Hi there,
I am implementing a Siamese Neural Network and therefore wrote a custom Dataset for it. The Dataset is implemented to fit my folder structure.
The folder structure looks like the following:
root/
0001/
0001-normal.jpg
0001-blurry.jpg
0001-shifted.jpg
....
0002/
....
In total I have more than 6000 folders with 8 images of the same person.
Here’s my implementation of the Dataset:
class SiameseDataset(Dataset):
def __init__(self, root_dir, transform=None):
super().__init__()
self.h_table = {}
self.root_dir = root_dir
self.folders = os.listdir(root_dir)
self.folders.sort()
self.num_folders = len(self.folders) - 1
# store all files in h_table[label] as list
for folder in self.folders:
self.h_table[str(int(folder) - 1)] = os.listdir("{}/{}".format(root_dir, folder))
def __len__(self):
return len(self.h_table)
def __getitem__(self, index):
same = random.uniform(0,1) > 0.5
h_len = len(self.h_table[str(index)]) - 1
h_ = self.h_table[str(index)]
if same:
first_idx = random.randint(0, h_len)
while True:
second_idx = random.randint(0, h_len)
if first_idx != second_idx:
break
first_path = "{}/{:04d}/{}".format(self.root_dir, index + 1, h_[first_idx])

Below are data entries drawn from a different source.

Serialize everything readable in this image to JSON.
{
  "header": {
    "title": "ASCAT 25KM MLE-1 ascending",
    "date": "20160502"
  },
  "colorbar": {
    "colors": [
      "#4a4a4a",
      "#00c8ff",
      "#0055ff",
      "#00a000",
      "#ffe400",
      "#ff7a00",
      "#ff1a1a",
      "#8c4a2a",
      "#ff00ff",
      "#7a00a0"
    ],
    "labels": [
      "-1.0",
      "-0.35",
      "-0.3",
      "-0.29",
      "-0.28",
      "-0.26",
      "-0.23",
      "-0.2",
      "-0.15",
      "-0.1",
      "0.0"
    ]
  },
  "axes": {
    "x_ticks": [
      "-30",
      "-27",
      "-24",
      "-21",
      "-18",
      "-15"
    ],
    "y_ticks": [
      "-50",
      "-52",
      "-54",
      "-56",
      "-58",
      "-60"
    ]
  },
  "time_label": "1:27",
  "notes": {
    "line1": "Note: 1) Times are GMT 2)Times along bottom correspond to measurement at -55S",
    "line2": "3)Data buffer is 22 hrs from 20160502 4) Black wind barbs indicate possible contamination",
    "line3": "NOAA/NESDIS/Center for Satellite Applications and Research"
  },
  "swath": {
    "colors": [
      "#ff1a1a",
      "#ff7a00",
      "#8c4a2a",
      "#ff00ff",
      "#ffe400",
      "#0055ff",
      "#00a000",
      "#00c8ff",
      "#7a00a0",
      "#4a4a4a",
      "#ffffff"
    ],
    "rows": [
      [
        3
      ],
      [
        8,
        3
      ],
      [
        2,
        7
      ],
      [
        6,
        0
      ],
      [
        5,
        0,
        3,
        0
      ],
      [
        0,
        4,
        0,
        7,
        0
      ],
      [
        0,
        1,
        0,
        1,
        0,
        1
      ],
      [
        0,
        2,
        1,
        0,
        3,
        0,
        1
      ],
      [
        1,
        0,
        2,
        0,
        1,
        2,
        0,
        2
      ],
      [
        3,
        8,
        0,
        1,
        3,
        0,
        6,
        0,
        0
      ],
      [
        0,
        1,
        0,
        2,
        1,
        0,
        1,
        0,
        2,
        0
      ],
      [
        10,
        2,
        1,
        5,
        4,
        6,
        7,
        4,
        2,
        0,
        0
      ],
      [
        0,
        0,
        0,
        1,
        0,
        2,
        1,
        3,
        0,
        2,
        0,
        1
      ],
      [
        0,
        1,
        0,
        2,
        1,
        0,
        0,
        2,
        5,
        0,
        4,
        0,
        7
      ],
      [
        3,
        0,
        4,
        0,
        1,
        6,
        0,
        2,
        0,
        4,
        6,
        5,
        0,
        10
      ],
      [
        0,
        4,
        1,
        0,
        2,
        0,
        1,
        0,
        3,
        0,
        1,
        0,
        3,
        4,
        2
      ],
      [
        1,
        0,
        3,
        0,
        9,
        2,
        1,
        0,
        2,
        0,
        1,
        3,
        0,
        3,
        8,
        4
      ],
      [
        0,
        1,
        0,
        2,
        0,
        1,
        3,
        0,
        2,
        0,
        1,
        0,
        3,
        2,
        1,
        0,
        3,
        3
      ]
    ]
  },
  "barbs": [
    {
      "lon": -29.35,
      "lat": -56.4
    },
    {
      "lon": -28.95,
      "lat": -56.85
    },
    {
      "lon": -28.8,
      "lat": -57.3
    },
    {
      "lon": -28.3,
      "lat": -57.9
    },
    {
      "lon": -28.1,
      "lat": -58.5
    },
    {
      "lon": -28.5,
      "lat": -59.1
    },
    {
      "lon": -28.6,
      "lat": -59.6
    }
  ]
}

second_path = "{}/{:04d}/{}".format(self.root_dir, index + 1, h_[second_idx])
first = plt.imread(first_path)
second = plt.imread(second_path)
first = transforms.ToTensor()(first)
second = transforms.ToTensor()(second)
return (first, index), (second, index)
else:
first_idx = random.randint(0, h_len)
while True:
sec_class_idx = random.randint(0, self.num_folders)
if sec_class_idx != index:
break
second_idx = random.randint(0, h_len)
second = self.h_table[str(sec_class_idx)][second_idx]
first_path = "{}/{:04d}/{}".format(self.root_dir, index + 1, h_[first_idx])
second_path = "{}/{:04d}/{}".format(self.root_dir, index + 1, h_[second_idx])
first = plt.imread(first_path)
second = plt.imread(second_path)
first = transforms.ToTensor()(first)
second = transforms.ToTensor()(second)
return (first, index), (second, sec_class_idx)
I think the code is very simple. If same
is True
, the __getitem__
method simply takes two random images of the same folder, applies a ToTensor
transformation and returns both images with the index each. If same
is False
, then it takes a random image of the folder at the given index, chooses another random folder index and takes another random image of that folder.
The code works if I do not use a DataLoader.
root_dir = "data/256x256/1"
dataset = SiameseDataset(root_dir, device)
(x1, y1), (x2, y2) = dataset[0] # <- this works
But if I use a DataLoader
object and try to iterate over it in a training loop for my Siamese Network it simply loads forever.
loader = DataLoader(dataset, batch_size=128)
for i, data in enumerate(loader): # <- this takes forever
# do stuff
I’m working on a large machine provided by my university so performance should not be an issue and I never had issues like this before, when I used the ImageFolder
dataset class.
I tried opening all images and saving them in h_table
, such that they are already in memory. But that did not help either.
I also tried calling __getitem__
manually. This works without issues.
for i in range(10):
(x1,y1), (x2,y2) = dataset.__getitem__(i)
print(y1,y2)
This returns:
0 585
1 5848
2 262
3 3
4 4001
5 5
6 1696
7 2027
8 8
9 9